Meeting the Definition
What makes a person, according to the federal taxing authorities, a day trader? The IRS uses a three-part test to come up with an answer to that question. First, your main goal should not be to earn income from capital appreciation, dividends, or interest, but from the daily price changes of the securities that you buy and sell.
Second, the activity must be substantial, which usually is interpreted to mean that you do it more than on a casual basis and often for at least four days per week. You should consider it as a way that you make a living, even though it’s okay to have other jobs. In other words, day trading does not have to be your main source of income, just a source of income, and a substantial one at that. Finally, you’ll have to engage in the activity with what the government calls regularity and continuity, which is nearly self-explanatory, but typically means that you’re not doing it as a sometime hobby or for a few months to make extra money.
One of the best ways to minimize your financial (not necessarily your tax) burden while operating a home-based day trading business is to practice careful risk management. In fact, when you’re able to exercise excellent risk management skills, losses will be minimized, even on losing trades. Much of this particular skill is about setting planned stops before ever entering a position, even if you only plan to stay in for a minute or less.

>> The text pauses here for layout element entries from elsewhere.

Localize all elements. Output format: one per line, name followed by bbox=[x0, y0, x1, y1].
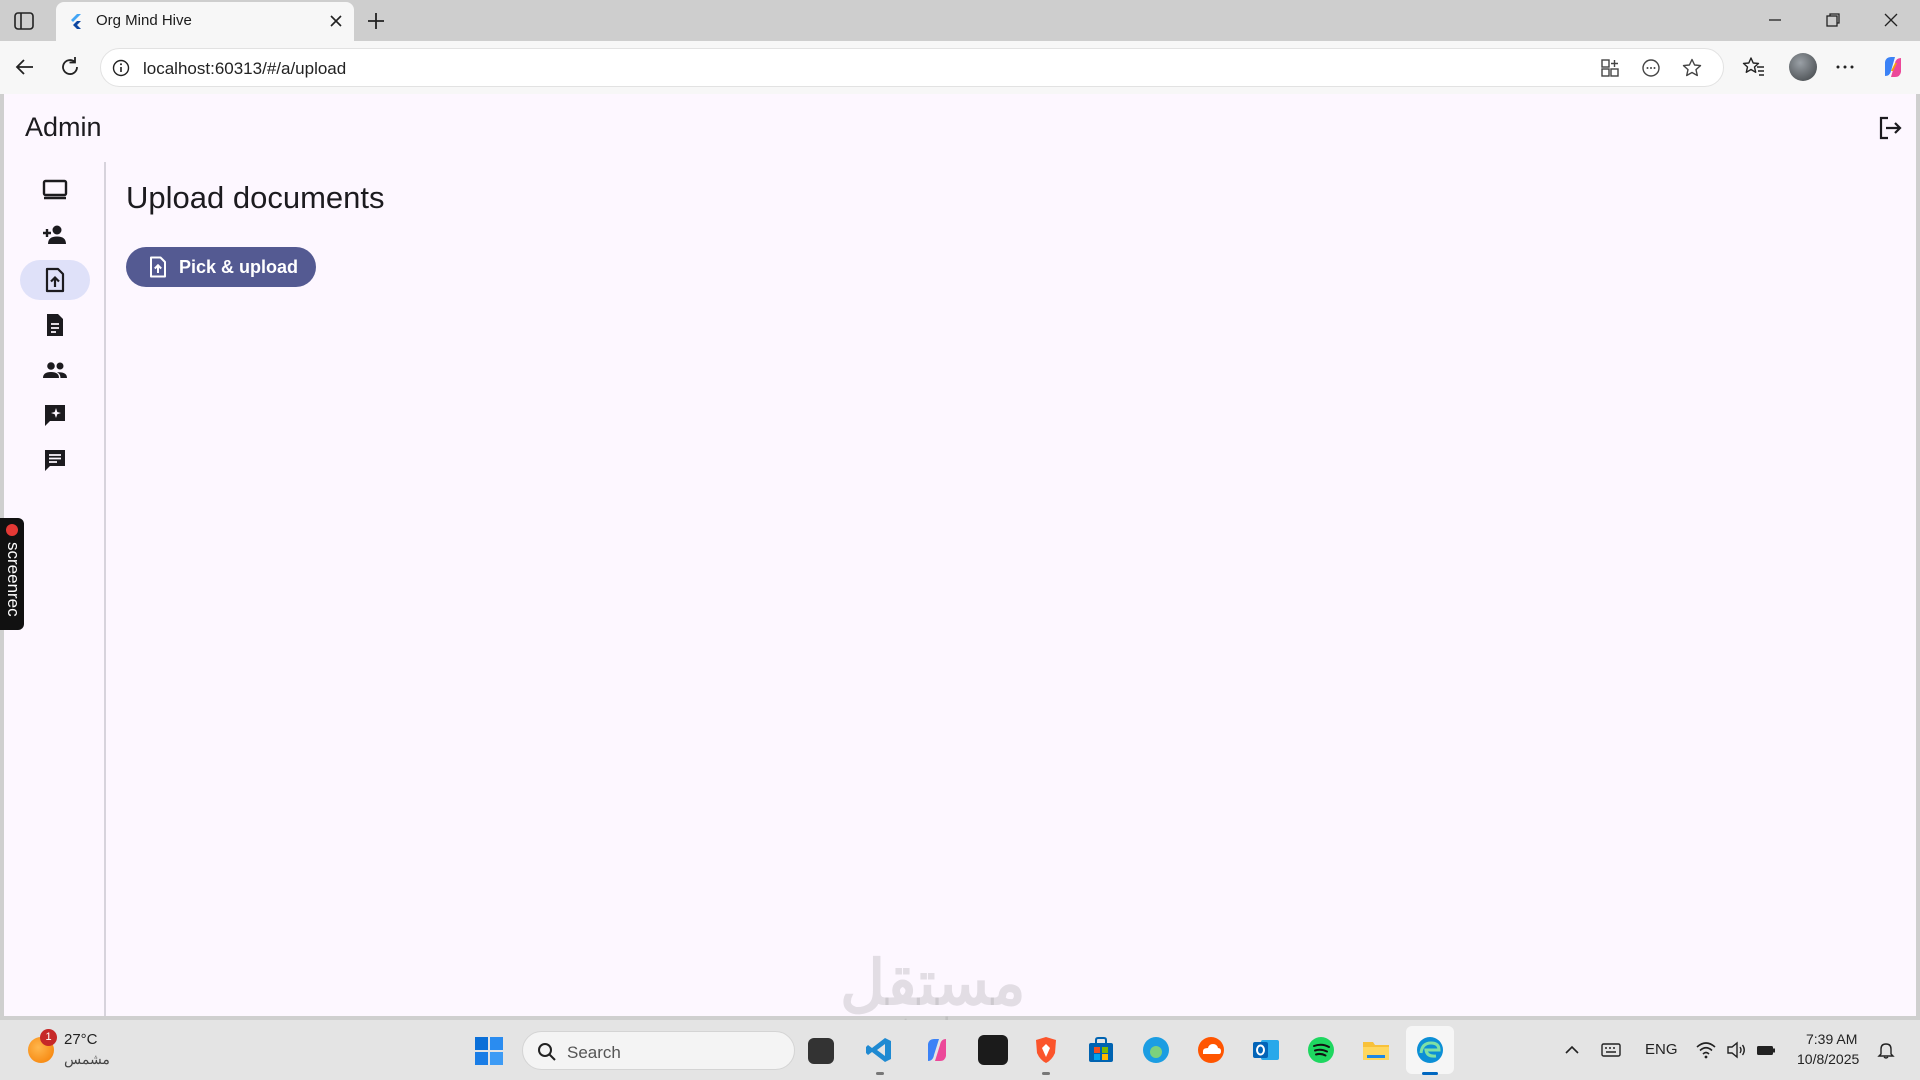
browser-tab[interactable]: Org Mind Hive bbox=[56, 2, 354, 41]
close-window-icon[interactable] bbox=[1879, 8, 1903, 32]
pick-upload-button[interactable]: Pick & upload bbox=[126, 247, 316, 287]
record-icon bbox=[6, 524, 18, 536]
battery-icon[interactable] bbox=[1756, 1040, 1776, 1060]
language-indicator[interactable]: ENG bbox=[1645, 1041, 1678, 1058]
notification-bell-icon[interactable] bbox=[1876, 1040, 1896, 1060]
favorites-icon[interactable] bbox=[1741, 54, 1767, 80]
rail-item-users[interactable] bbox=[20, 350, 90, 390]
app-title: Admin bbox=[25, 112, 102, 142]
search-icon bbox=[538, 1043, 556, 1061]
flutter-icon bbox=[71, 14, 81, 29]
weather-temperature[interactable]: 27°C bbox=[64, 1031, 98, 1048]
people-icon bbox=[43, 362, 67, 378]
wifi-icon[interactable] bbox=[1696, 1040, 1716, 1060]
site-info-icon[interactable] bbox=[111, 58, 131, 78]
screenrec-widget[interactable]: screenrec bbox=[0, 518, 24, 630]
file-explorer-icon[interactable] bbox=[1361, 1035, 1391, 1065]
page-title: Upload documents bbox=[126, 180, 385, 215]
rail-item-documents[interactable] bbox=[20, 305, 90, 345]
back-icon[interactable] bbox=[12, 54, 38, 80]
rail-item-ai-chat[interactable] bbox=[20, 395, 90, 435]
keyboard-icon[interactable] bbox=[1601, 1040, 1621, 1060]
person-add-icon bbox=[43, 225, 66, 244]
microsoft-store-icon[interactable] bbox=[1086, 1035, 1116, 1065]
more-options-circle-icon[interactable] bbox=[1640, 57, 1662, 79]
main-content: Upload documents Pick & upload bbox=[106, 162, 1916, 1016]
clock-date[interactable]: 10/8/2025 bbox=[1797, 1051, 1859, 1067]
screenrec-label: screenrec bbox=[4, 542, 23, 617]
browser-toolbar: localhost:60313/#/a/upload bbox=[0, 41, 1920, 94]
feedback-icon bbox=[45, 405, 65, 426]
browser-tab-bar: Org Mind Hive bbox=[0, 0, 1920, 41]
tab-title: Org Mind Hive bbox=[96, 12, 192, 29]
upload-file-icon bbox=[150, 256, 166, 278]
weather-notification-badge: 1 bbox=[40, 1029, 57, 1046]
close-icon[interactable] bbox=[328, 13, 344, 29]
running-indicator bbox=[876, 1072, 884, 1075]
copilot-app-icon[interactable] bbox=[922, 1035, 952, 1065]
edge-icon[interactable] bbox=[1415, 1035, 1445, 1065]
windows-taskbar: 1 27°C مشمس Search ENG 7:39 AM 10/8/2025 bbox=[0, 1020, 1920, 1080]
upload-file-icon bbox=[45, 267, 65, 293]
web-app: Admin Upload documents Pick & upload bbox=[4, 94, 1916, 1016]
spotify-icon[interactable] bbox=[1306, 1035, 1336, 1065]
task-view-icon[interactable] bbox=[808, 1038, 834, 1064]
search-placeholder: Search bbox=[567, 1043, 621, 1062]
new-tab-icon[interactable] bbox=[364, 9, 388, 33]
outlook-icon[interactable] bbox=[1251, 1035, 1281, 1065]
rail-item-add-user[interactable] bbox=[20, 215, 90, 255]
document-icon bbox=[47, 314, 63, 336]
monitor-icon bbox=[42, 179, 68, 200]
sidebar-toggle-icon[interactable] bbox=[13, 10, 35, 32]
edge-beta-icon[interactable] bbox=[1141, 1035, 1171, 1065]
app-available-icon[interactable] bbox=[1599, 57, 1621, 79]
chevron-up-icon[interactable] bbox=[1562, 1040, 1582, 1060]
minimize-icon[interactable] bbox=[1763, 8, 1787, 32]
rail-item-dashboard[interactable] bbox=[20, 170, 90, 210]
logout-icon[interactable] bbox=[1876, 114, 1904, 142]
pick-upload-label: Pick & upload bbox=[179, 257, 299, 277]
brave-icon[interactable] bbox=[1031, 1035, 1061, 1065]
volume-icon[interactable] bbox=[1726, 1040, 1746, 1060]
refresh-icon[interactable] bbox=[57, 54, 83, 80]
chat-icon bbox=[45, 450, 65, 471]
copilot-icon[interactable] bbox=[1880, 54, 1906, 80]
rail-item-upload[interactable] bbox=[20, 260, 90, 300]
watermark: مستقل bbox=[840, 949, 1026, 1018]
weather-condition[interactable]: مشمس bbox=[64, 1051, 110, 1068]
url-text[interactable]: localhost:60313/#/a/upload bbox=[143, 59, 346, 79]
running-indicator bbox=[1042, 1072, 1050, 1075]
app-bar: Admin bbox=[4, 94, 1916, 162]
profile-avatar[interactable] bbox=[1789, 53, 1817, 81]
favorite-star-icon[interactable] bbox=[1681, 57, 1703, 79]
rail-item-messages[interactable] bbox=[20, 440, 90, 480]
more-icon[interactable] bbox=[1832, 54, 1858, 80]
clock-time[interactable]: 7:39 AM bbox=[1806, 1031, 1857, 1047]
capcut-icon[interactable] bbox=[978, 1035, 1008, 1065]
taskbar-search[interactable]: Search bbox=[522, 1031, 795, 1070]
restore-icon[interactable] bbox=[1821, 8, 1845, 32]
address-bar[interactable]: localhost:60313/#/a/upload bbox=[100, 48, 1724, 87]
windows-start-icon[interactable] bbox=[474, 1036, 504, 1066]
active-indicator bbox=[1422, 1072, 1438, 1075]
soundcloud-icon[interactable] bbox=[1196, 1035, 1226, 1065]
vscode-icon[interactable] bbox=[864, 1035, 894, 1065]
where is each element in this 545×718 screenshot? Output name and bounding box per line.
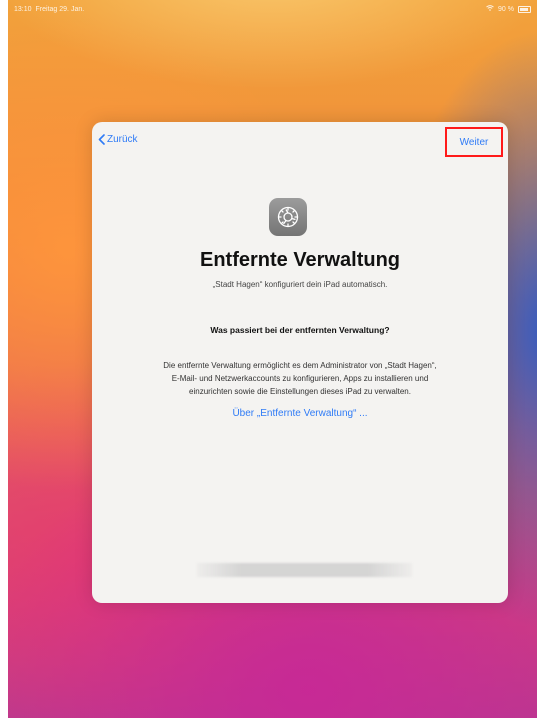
photo-frame: 13:10 Freitag 29. Jan. 90 % Zurück Weite… [0, 0, 545, 718]
blurred-footer-text [197, 563, 412, 577]
status-date: Freitag 29. Jan. [35, 5, 85, 13]
setup-sheet: Zurück Weiter Entfernte Verwaltung „Stad… [92, 122, 508, 603]
settings-gear-icon [269, 198, 307, 236]
battery-percent: 90 % [498, 5, 514, 13]
next-button-label: Weiter [459, 136, 489, 148]
ipad-screen: 13:10 Freitag 29. Jan. 90 % Zurück Weite… [8, 0, 537, 718]
battery-icon [518, 5, 531, 13]
status-right: 90 % [486, 5, 531, 13]
description-text: Die entfernte Verwaltung ermöglicht es d… [94, 359, 506, 398]
description-line: E-Mail- und Netzwerkaccounts zu konfigur… [171, 374, 429, 383]
wifi-icon [486, 5, 494, 13]
description-line: einzurichten sowie die Einstellungen die… [189, 387, 411, 396]
status-bar: 13:10 Freitag 29. Jan. 90 % [14, 3, 531, 15]
next-button[interactable]: Weiter [445, 127, 503, 157]
chevron-left-icon [98, 134, 105, 145]
description-line: Die entfernte Verwaltung ermöglicht es d… [163, 361, 437, 370]
page-subtitle: „Stadt Hagen“ konfiguriert dein iPad aut… [212, 280, 388, 289]
learn-more-link[interactable]: Über „Entfernte Verwaltung“ ... [92, 408, 508, 419]
status-time: 13:10 [14, 5, 32, 13]
status-left: 13:10 Freitag 29. Jan. [14, 6, 84, 13]
page-title: Entfernte Verwaltung [199, 249, 401, 271]
back-button[interactable]: Zurück [98, 134, 138, 145]
section-heading: Was passiert bei der entfernten Verwaltu… [210, 325, 390, 335]
back-button-label: Zurück [107, 134, 138, 145]
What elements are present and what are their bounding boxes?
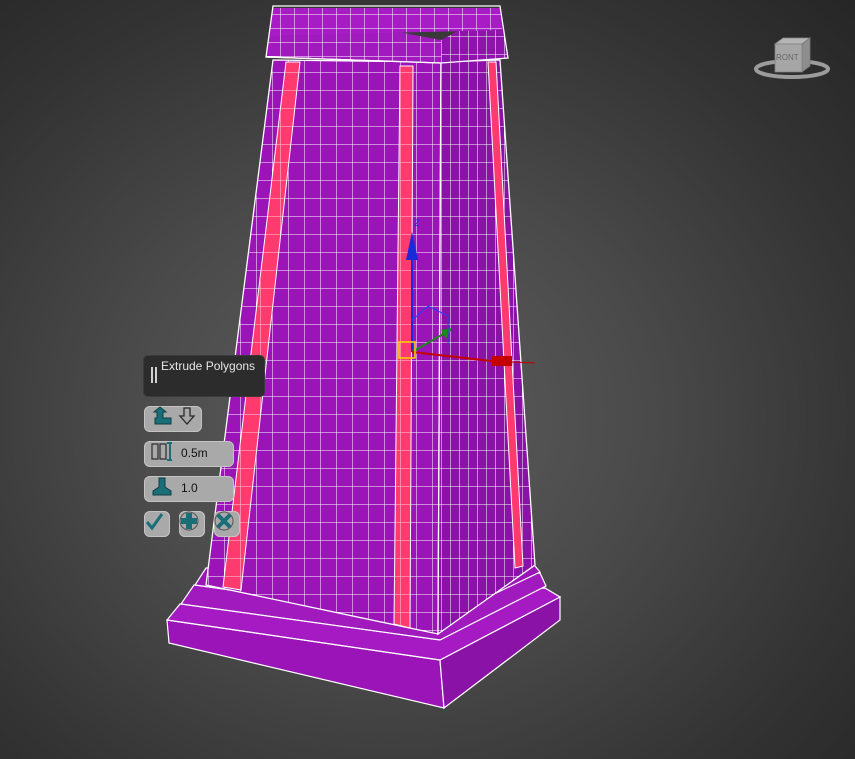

Smart stop setting is just one part of risk management. Another part is position sizing, which relates to the amount of capital you spend on any given trade. Most experienced day trading practitioners use some version of the two-percent rule. In other words, they never take a position with more money that a fixed percentage of their total account balance.
Short-Term Capital Gains
In most cases, every dollar of profit you earn will be taxed at short-term capital gains rates, which are that same as your personal income tax rate, whatever that is. By its very nature, the activity of day trading is a short-term way of making money on positions in the market.
Deduct Home Business Expenses
If you’re self-employed, which most day traders are, be ready to pay self-employment tax as well as income and short-term capital gains taxes. But, the one shining light in the situation is that you’ll usually be able to deduct all sorts of business expenses, like the cost of equipment, professional organization memberships, home office expense (the home office deduction), and more.